Controlado pela Família Sirotsky, o Grupo Rede Brasil Sul (RBS) foi fundado em 1957 por Maurício Sirotsky Sobrinho, em Porto Alegre. Hoje, opera nos estados de Santa Catarina e Rio Grande do Sul, com 5,7 mil funcionários. Em Santa Catarina, os Sirotsky detêm emissoras de TV (aberta, comunitária e segmentada) e de rádio (FM e AM) e quatro jornais (Diário Catarinense, A Notícia, Jornal de Santa Catarina e Hora de Santa Catarina). Além disso, possuem dois portais na internet (ClicRBS e Hagah), uma editora (RBS Publicações), uma gravadora (Orbeat Music), entre outros negócios. Na TV aberta, a RBSTV retransmite a líder de audiência – Rede Globo –, e no rádio o sistema CBN. Com faturamento que beirou os R$ 900 milhões em 2006, é o oitavo grupo de mídia no Brasil.
A família Amaral controla o Sistema Catarinense de Comunicações (SCC), que existe há 67 anos. O grupo retransmite o SBT em Santa Catarina, além de compreender as rádios Clube Lages, Globo Lages e Gralha Azul. Tem, ainda, redes de televisão (por assinatura) e provedor de internet banda larga, além de atuar também na área de comunicação empresarial.
Os Petrelli têm a Rede Independência de Comunicação (RIC), fundada em 1980. O grupo opera nos mercados do Paraná e Santa Catarina em mídia eletrônica (televisão, rádio e internet) e impressa (jornal e revistas). Atualmente, a RICTV é afiliada da Rede Record de Televisão, já a RICRádio é afiliada da Jovem Pan Sat. O grupo tem hoje três emissoras de rádio no Paraná: Rádio Jovem Pan Curitiba, Rádio Jovem Pan Ponta Grossa e a Rádio Classic Pan em Maringa. Apesar de não ter nenhuma rádio em Santa Catarina, a RIC mantém no estado o jornal Notícias do Dia, nas maiores cidades do estado: Florianópolis e Joinville.

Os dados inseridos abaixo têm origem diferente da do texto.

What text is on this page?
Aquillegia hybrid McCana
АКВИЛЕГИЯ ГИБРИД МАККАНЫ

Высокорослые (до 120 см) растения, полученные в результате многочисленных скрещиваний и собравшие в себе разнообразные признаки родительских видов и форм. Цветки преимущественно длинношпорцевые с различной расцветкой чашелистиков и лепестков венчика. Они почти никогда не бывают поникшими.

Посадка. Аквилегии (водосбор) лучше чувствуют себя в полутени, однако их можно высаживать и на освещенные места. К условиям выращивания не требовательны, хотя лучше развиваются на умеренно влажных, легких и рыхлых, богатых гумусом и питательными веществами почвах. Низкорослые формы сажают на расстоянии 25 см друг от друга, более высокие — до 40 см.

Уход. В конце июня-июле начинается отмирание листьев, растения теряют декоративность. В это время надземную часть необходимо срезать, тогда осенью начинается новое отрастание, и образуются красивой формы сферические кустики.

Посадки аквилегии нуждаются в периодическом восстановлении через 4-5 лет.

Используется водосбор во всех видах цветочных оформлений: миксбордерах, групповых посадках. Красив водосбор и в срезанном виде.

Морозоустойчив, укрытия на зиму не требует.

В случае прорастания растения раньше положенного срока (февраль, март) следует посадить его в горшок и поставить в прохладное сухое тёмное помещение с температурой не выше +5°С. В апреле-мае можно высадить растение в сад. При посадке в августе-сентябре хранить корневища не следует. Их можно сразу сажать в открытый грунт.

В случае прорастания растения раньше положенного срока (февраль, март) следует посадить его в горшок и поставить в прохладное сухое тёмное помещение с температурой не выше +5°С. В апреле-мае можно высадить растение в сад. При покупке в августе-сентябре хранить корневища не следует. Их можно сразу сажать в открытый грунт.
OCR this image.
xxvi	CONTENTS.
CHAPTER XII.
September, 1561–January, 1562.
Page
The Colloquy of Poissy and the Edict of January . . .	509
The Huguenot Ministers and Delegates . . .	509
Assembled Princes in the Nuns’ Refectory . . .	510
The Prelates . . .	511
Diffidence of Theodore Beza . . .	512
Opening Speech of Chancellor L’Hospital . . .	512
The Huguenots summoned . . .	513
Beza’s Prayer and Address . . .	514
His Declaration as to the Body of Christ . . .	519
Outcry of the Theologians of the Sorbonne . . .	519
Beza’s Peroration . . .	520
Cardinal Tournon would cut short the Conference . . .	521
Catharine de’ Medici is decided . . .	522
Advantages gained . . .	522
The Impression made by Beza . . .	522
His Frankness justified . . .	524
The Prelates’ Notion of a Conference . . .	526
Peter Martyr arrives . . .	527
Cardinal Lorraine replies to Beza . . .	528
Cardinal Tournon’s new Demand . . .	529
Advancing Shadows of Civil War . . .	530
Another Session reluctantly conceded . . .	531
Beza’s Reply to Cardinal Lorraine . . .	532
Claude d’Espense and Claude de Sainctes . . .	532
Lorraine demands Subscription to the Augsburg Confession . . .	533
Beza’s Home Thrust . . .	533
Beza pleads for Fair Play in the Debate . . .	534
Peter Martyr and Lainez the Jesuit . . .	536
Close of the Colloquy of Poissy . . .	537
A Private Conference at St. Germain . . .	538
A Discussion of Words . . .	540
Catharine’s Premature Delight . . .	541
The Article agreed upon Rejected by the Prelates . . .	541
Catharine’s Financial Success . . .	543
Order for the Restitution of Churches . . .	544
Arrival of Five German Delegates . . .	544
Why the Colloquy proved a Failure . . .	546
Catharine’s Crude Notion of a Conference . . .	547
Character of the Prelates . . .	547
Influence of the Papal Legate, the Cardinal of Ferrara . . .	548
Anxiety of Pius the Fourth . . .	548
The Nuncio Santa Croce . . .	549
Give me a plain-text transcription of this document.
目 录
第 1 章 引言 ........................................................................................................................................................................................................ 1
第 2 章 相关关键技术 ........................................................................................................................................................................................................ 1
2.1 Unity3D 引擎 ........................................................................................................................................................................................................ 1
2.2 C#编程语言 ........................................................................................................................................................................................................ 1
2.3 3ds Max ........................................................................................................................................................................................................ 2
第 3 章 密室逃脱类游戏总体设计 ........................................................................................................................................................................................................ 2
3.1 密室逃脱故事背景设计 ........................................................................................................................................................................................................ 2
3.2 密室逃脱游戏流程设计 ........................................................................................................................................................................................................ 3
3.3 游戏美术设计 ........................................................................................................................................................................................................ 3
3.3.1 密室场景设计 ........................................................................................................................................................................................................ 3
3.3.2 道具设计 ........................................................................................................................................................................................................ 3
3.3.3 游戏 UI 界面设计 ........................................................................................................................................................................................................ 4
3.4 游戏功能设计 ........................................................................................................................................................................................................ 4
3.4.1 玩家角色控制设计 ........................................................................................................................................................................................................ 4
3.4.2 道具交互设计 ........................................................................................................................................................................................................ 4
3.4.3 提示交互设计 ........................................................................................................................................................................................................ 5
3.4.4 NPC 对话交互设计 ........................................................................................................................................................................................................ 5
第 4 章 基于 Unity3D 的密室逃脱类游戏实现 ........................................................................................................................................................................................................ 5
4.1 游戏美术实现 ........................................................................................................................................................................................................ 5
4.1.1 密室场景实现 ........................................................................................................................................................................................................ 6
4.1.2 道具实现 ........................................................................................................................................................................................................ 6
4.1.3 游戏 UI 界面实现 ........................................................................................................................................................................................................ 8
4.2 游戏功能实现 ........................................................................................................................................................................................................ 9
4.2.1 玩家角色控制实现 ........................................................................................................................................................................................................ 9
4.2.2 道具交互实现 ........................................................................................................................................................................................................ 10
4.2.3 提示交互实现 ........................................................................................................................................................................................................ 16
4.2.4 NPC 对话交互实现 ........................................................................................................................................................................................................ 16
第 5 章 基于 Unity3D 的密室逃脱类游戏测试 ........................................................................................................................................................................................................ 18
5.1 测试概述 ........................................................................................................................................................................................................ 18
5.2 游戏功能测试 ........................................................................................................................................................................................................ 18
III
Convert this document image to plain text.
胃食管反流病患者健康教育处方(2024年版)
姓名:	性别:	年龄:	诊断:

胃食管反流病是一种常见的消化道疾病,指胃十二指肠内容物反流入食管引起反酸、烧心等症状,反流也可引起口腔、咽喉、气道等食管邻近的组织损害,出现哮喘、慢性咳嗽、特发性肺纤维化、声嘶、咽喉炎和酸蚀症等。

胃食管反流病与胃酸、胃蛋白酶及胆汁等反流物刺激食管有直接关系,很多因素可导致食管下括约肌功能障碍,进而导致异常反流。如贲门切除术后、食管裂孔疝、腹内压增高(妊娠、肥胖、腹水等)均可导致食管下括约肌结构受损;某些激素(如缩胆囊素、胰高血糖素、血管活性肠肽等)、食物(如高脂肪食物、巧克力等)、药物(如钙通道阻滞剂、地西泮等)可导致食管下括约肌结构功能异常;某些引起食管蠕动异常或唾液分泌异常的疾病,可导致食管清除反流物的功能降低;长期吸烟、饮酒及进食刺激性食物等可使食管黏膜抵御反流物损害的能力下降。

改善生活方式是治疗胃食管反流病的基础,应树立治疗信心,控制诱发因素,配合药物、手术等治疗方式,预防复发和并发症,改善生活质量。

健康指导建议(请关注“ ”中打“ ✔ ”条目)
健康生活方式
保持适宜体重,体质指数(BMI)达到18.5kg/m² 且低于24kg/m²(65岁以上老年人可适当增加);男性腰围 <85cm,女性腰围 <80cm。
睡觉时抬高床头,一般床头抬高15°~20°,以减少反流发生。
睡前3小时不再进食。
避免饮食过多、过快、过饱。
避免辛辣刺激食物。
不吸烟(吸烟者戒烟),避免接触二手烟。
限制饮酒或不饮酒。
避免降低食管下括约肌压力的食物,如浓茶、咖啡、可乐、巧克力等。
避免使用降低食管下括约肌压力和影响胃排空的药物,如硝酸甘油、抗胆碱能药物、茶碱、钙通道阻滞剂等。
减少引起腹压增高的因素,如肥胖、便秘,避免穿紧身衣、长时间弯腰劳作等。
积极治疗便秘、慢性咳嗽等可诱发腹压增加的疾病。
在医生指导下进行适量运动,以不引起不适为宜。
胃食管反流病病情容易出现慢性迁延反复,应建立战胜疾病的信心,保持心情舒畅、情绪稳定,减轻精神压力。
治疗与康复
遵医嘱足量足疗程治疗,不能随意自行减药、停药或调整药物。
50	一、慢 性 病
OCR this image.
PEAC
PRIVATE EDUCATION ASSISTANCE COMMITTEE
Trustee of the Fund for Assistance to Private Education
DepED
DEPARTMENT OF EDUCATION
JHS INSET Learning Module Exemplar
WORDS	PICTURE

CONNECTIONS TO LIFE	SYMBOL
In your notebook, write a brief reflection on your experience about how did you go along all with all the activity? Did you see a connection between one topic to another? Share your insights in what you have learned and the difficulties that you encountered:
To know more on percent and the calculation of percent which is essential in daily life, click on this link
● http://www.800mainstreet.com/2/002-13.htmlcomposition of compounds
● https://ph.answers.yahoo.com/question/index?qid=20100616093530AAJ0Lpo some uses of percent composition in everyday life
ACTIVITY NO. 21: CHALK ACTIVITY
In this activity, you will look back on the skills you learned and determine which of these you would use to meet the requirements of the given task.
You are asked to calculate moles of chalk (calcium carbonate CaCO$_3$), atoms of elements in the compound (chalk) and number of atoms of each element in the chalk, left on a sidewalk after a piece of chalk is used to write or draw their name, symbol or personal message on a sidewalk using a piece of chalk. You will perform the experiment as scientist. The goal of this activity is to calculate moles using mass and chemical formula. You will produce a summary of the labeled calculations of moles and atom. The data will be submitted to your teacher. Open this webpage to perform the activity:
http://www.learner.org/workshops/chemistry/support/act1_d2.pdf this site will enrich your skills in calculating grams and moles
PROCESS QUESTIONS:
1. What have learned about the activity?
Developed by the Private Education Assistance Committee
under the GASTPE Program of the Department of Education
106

Os Brandalise têm a Central Barriga Verde de Comunicação, que opera nos três estados do sul desde o início dos anos 1980. Possui emissora de TV, produtora de vídeo e 14 emissoras de rádio. A TVBV, com matriz em Florianópolis, tem sucursais nas cidades de Tubarão, Itajaí, Blumenau, Joinville, Chapecó, Joaçaba e Lages, e retransmite a programação da TV Band.
A tabela abaixo faz um comparativo entre as famílias em termos de veículos:
Segundo o IBGE, Santa Catarina tem 293 municípios e as quatro famílias mais poderosas da mídia têm controle em 97 deles, ou seja, elas detêm emissoras de radiodifusão em 33,1% das localidades. Na verdade, as principais cidades de todas as regiões do estado, exercendo influência nos diferentes cantos de Santa Catarina.
As famílias rivalizam suas hegemonias nas regiões do estado, conforme se pode observar na tabela abaixo:
Estratégias de concentração e manutenção
Assim como brechas legais possibilitam que políticos sejam donos de meios de radiodifusão, há fatores que favorecem a formação das denominadas empresas familiares no Brasil. Um deles é a não obrigatoriedade de divulgação dos verdadeiros concessionários, contrariando uma necessária transparência no setor. O decreto-lei 236 de 1967 permite a concessão de apenas duas TVs por Estado para cada pessoa física. Entretanto, há uma manobra que possibilita às famílias expandir seu poder, ao distribuir as concessões entre os parentes – assim, quanto maior a família, maior poderá ser o patrimônio. Cada um dos acionistas permanece dentro da lei, mesmo que o veículo de comunicação não seja dirigido, de fato, por um deles.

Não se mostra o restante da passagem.